MATERIALS AND METHODS
All consecutive patients (n = 1,121) attending the STI clinic at the Örebro University Hospital, Örebro, Sweden from May 2012 to January 2013 were enrolled in the study after giving their written consent. The patients attended the STI clinic due to complaints indicating an STI, sexual contact tracing, or being concerned about infection having had unprotected sex. Specimens were collected from all patients in the APTIMA sampling medium (Hologic) and were subsequently tested with the APTIMA T. vaginalis assay (Hologic) on the PANTHER platform (Hologic), in accordance with the instructions from the manufacturer. All women also underwent gynaecological examination, when vaginal specimens were collected for wet-mount microscopy. The study protocol was approved by the ethics committee of Uppsala University, Sweden (Dnr 2012/249).
During the study period, urine specimens from 501 males and 460 females, and vaginal swabs from additional 160 females were collected. The mean age of the females and males was 28 years (median age 26 years; range 15–62 years) and 32 years (median age 30 years; range 18–77 years), respectively. The age distribution of the patients is shown in Fig. 1.
Fig. 1. Age distribution of females and males attending a Swedish sexually transmitted infections (STI) clinic and tested for Trichomonas vaginalis in the present study.
Only one specimen positive in the APTIMA T. vaginalis assay was identified, and the prevalence of T. vaginalis infection was, accordingly, 0.09% (0.16% among the females and 0% among the males) in this young STI population in Sweden. The positive patient was a 38-year-old Swedish Caucasian female with only 2 sexual contacts in the previous 6 months (both in Sweden).

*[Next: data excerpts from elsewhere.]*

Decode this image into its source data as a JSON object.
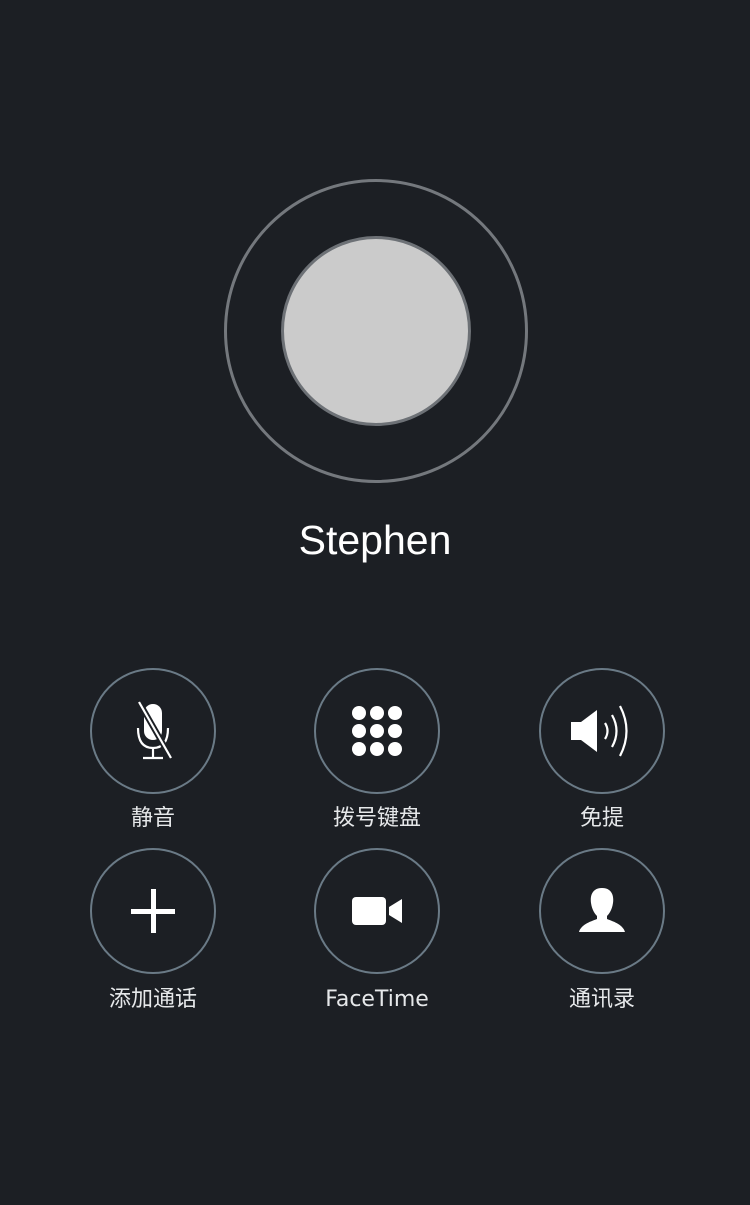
{
  "caller": {
    "name": "Stephen"
  },
  "controls": [
    {
      "label": "静音",
      "icon": "mute-microphone-icon"
    },
    {
      "label": "拨号键盘",
      "icon": "keypad-icon"
    },
    {
      "label": "免提",
      "icon": "speaker-icon"
    },
    {
      "label": "添加通话",
      "icon": "add-call-plus-icon"
    },
    {
      "label": "FaceTime",
      "icon": "video-camera-icon"
    },
    {
      "label": "通讯录",
      "icon": "contact-person-icon"
    }
  ],
  "colors": {
    "background": "#1c1f24",
    "avatar_fill": "#cbcbcb",
    "ring": "#74787d",
    "button_border": "#6a7a86",
    "text": "#ffffff"
  }
}
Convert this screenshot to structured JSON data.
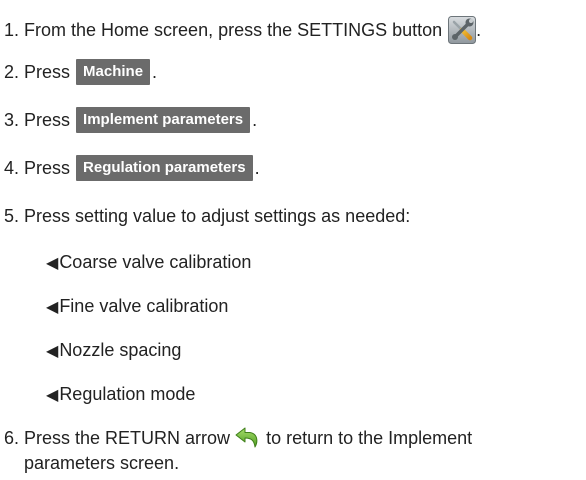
{
  "steps": [
    {
      "pre": "1. From the Home screen, press the SETTINGS button",
      "post": ".",
      "icon": "settings-wrench-screwdriver-icon"
    },
    {
      "pre": "2. Press",
      "button": "Machine",
      "post": "."
    },
    {
      "pre": "3. Press",
      "button": "Implement parameters",
      "post": "."
    },
    {
      "pre": "4. Press",
      "button": "Regulation parameters",
      "post": "."
    },
    {
      "text": "5. Press setting value to adjust settings as needed:"
    },
    {
      "pre": "6. Press the RETURN arrow",
      "icon": "return-arrow-icon",
      "post": "to return to the Implement",
      "continuation": "parameters screen."
    }
  ],
  "sub_items": [
    {
      "marker": "◀",
      "label": "Coarse valve calibration"
    },
    {
      "marker": "◀",
      "label": "Fine valve calibration"
    },
    {
      "marker": "◀",
      "label": "Nozzle spacing"
    },
    {
      "marker": "◀",
      "label": "Regulation mode"
    }
  ],
  "colors": {
    "button_bg": "#6b6b6b",
    "button_text": "#ffffff",
    "return_arrow": "#7ac143",
    "body_text": "#222222"
  }
}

She had symptomatic trichomoniasis and was also positive in the wet-mount microscopy. No additional positive female was found by wet-mount microscopy. For comparison, the prevalence of bacterial vaginosis and Chlamydia trachomatis infection of the investigated females was 10% and 6.6%, respectively.
The present study is the first assessment of the prevalence of T. vaginalis infection in the patients attending a regional STI clinic in Sweden using a highly sensitive and specific NAAT, i.e. the FDA-approved APTIMA T. vaginalis assay (Hologic; 2, 5, 8–11). Although T. vaginalis infections are common in many settings internationally (1, 2, 6, 10–14), they appear to be rare among young patients attending an STI clinic in Sweden. T. vaginalis infections have previously been highly associated with higher age of females (peaking at between 40 and 50 years of age) as well as with ethnicity, i.e. black race (2, 6, 10–14). In particular, this difference in age distribution is relevant to informing STI control programmes and appropriate targeting of screening efforts. In the present study, only 9% of the females were more than 40 years of age and ethnicity was not adequately recorded. Notably, the only T. vaginalis positive specimen in the present study was from one of the few slightly older females (38 years of age). Thus, the limitations of this study were the low number of women ≥ 40 years and the lack of appropriate recording of ethnicity. Additional studies are crucial to address those issues and provide evidence-based data regarding the prevalence of T. vaginalis infections in the population of Sweden as well as in many other countries.
The study was supported by grants from the Örebro County Council Research Committee and the Foundation for Medical Research at Örebro University Hospital, Sweden. APTIMA T. vaginalis tests were provided by Hologic, San Diego, CA, USA.
The authors declare no conflicts of interest.